Boris Johnson’s most senior aide is facing “conflict of interest” accusations over a consultancy role he reportedly undertook for Babylon.
Dominic Cummings is alleged to have advised Babylon on its communication’s strategy and senior recruitment, an investigation by the Guardian and the Bureau of Investigative Journalism (TBIJ) has revealed.
His role with the digital-first healthcare company ended in July last year, but he continued to advise the firm on recruitment grounds until September 2018 – the same month Secretary of State Matt Hancock visited Babylon and told them the NHS wanted to help the company expand.
Shadow health secretary Jon Ashworth told the Guardian and TBIJ the links between Cummings, the health secretary and Babylon were “increasingly murky and highly irresponsible”. He also made reference to the fact Babylon could benefit from a £250m AI fund, which was announced by the government in August 2019 in a bid to improve diagnostics and screening in the NHS.
“Mr Cummings’ work for this company raises serious questions about a potential conflict of interest, given the firm could be in line to receive public money from this new £250m AI fund,” he said.
“We need to know if he declared his work for the firm to the cabinet secretary when he joined the government payroll. If not, why not?”
Hancock has faced fierce criticism in the past for his seemingly open support of Babylon, including appearing in a paid for advertorial for the company in the Evening Standard and a Telegraph interview in which he called the company’s primary care app, GP at Hand, “revolutionary”.
Sam Smith, coordinator at MedConfidential, told Digital Health News: “The current government has a policy that all analytics must involve private companies, so whether they’ll get the whole £250m or just most of it is a political decision largely unrelated to the quality of patient care.”
Babylon confirmed Cummings carried out a “very short, one-off piece of consultancy work” advising on the company’s communications strategy.
“This piece of work was completed in 10 days and happened a full year before he was appointed by Government,” they said.
“Our mission is to give accessible, affordable healthcare to everyone on the planet and we wanted an external view of our communications plans.
“We were also looking to appoint a PR Director and Mr Cummings was involved in the recruitment process on a couple of days in September 2018, but no-one was appointed.”
Downing Street was contacted by Digital Health News for comment.
A spokesperson told the Guardian that special advisers have no role in authorising expenditure of public funds.
The Babylon controversy
Aside from the health secretary’s backing, Babylon has attracted a number of headlines since it began disrupting primary care.
The company already holds an NHS contract with Hammersmith and Fulham Clinical Commissioning Group (CCG) for its GP at Hand app, which has left the CCG with a funding deficit of at least £21 million.
In June 2019 the company was given the green light to expand to Birmingham, with initial restrictions on the number of patients they could register.

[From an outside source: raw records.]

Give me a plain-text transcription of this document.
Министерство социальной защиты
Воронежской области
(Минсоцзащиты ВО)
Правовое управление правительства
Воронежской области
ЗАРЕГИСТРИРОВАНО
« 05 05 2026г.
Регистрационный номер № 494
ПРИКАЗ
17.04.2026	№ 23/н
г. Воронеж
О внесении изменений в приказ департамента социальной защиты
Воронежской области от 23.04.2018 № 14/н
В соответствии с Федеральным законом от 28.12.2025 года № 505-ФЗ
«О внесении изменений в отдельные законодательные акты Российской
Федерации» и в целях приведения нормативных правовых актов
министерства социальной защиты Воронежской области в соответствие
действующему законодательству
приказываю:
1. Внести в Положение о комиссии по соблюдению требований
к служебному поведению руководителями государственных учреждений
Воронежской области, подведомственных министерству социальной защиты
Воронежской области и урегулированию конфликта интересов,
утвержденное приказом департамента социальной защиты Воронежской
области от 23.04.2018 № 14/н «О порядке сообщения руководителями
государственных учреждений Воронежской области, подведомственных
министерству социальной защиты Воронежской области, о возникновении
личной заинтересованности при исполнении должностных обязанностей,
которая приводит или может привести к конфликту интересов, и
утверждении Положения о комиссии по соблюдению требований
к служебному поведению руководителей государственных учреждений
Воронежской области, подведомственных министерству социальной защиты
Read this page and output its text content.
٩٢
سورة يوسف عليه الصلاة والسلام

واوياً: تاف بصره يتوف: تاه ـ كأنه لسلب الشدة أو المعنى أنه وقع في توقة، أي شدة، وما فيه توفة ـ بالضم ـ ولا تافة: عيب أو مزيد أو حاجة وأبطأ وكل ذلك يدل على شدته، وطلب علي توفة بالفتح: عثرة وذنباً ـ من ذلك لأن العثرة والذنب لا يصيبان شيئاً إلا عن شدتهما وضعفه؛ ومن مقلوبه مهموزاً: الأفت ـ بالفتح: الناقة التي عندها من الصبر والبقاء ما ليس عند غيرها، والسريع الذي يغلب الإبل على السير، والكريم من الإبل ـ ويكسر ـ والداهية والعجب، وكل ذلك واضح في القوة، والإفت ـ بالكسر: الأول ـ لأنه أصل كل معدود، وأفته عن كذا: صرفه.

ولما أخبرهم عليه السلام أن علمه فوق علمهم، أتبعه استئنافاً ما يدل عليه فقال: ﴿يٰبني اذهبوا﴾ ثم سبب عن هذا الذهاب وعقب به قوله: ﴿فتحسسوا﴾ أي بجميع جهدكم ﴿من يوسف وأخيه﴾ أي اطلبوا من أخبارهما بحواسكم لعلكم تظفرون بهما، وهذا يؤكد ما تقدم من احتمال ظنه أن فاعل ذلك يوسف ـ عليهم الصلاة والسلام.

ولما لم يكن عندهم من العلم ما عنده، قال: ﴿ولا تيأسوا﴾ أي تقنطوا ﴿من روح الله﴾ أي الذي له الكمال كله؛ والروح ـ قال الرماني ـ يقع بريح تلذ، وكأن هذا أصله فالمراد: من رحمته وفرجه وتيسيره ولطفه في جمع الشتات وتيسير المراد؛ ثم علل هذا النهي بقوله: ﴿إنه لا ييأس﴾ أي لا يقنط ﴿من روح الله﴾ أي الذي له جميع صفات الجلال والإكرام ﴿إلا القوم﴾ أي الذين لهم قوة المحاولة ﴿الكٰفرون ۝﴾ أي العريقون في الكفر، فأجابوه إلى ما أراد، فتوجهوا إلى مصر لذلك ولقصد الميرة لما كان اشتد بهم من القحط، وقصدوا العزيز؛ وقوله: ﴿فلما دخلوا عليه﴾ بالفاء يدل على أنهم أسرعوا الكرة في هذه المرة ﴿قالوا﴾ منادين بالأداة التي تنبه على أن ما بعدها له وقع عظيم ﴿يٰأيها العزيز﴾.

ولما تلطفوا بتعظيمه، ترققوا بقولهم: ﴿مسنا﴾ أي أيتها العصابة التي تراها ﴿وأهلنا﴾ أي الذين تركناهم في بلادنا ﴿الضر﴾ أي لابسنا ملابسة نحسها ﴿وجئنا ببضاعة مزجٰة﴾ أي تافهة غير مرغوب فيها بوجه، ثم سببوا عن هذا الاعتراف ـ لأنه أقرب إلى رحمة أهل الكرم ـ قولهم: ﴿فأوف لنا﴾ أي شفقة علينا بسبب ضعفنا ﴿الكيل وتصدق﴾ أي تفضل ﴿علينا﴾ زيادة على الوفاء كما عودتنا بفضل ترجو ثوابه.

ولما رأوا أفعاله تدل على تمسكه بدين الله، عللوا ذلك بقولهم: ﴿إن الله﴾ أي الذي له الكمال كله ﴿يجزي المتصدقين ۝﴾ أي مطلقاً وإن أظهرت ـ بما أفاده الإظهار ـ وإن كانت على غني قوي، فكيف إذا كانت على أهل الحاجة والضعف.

In October Babylon revealed it was in formal talks to expand to Manchester in early 2020.
The initial cap on patient registrations in Birmingham is set to be lifted this month once Hammersmith and Fulham CCG update a key part of its referral software.
Labour MP for Hammersmith, Andy Slaughter, has called for an inquiry into the company’s services before any further expansion takes place.
He said NHS appears to be facilitating the digital provider “without looking at the consequences for primary care”.
Mr Slaughter told Digital Health News: “Babylon has been favoured by the health secretary and the justified concerns of GPs, CCGs and professional bodies have been dismissed by government and the NHS.
“Now, to find that the PM’s senior adviser has benefited personally and that Babylon may be in line for department funding escalates fears about this relationship.
“There should be no additional cooperation with Babylon GP at Hand until these links have been thoroughly and independently investigated.”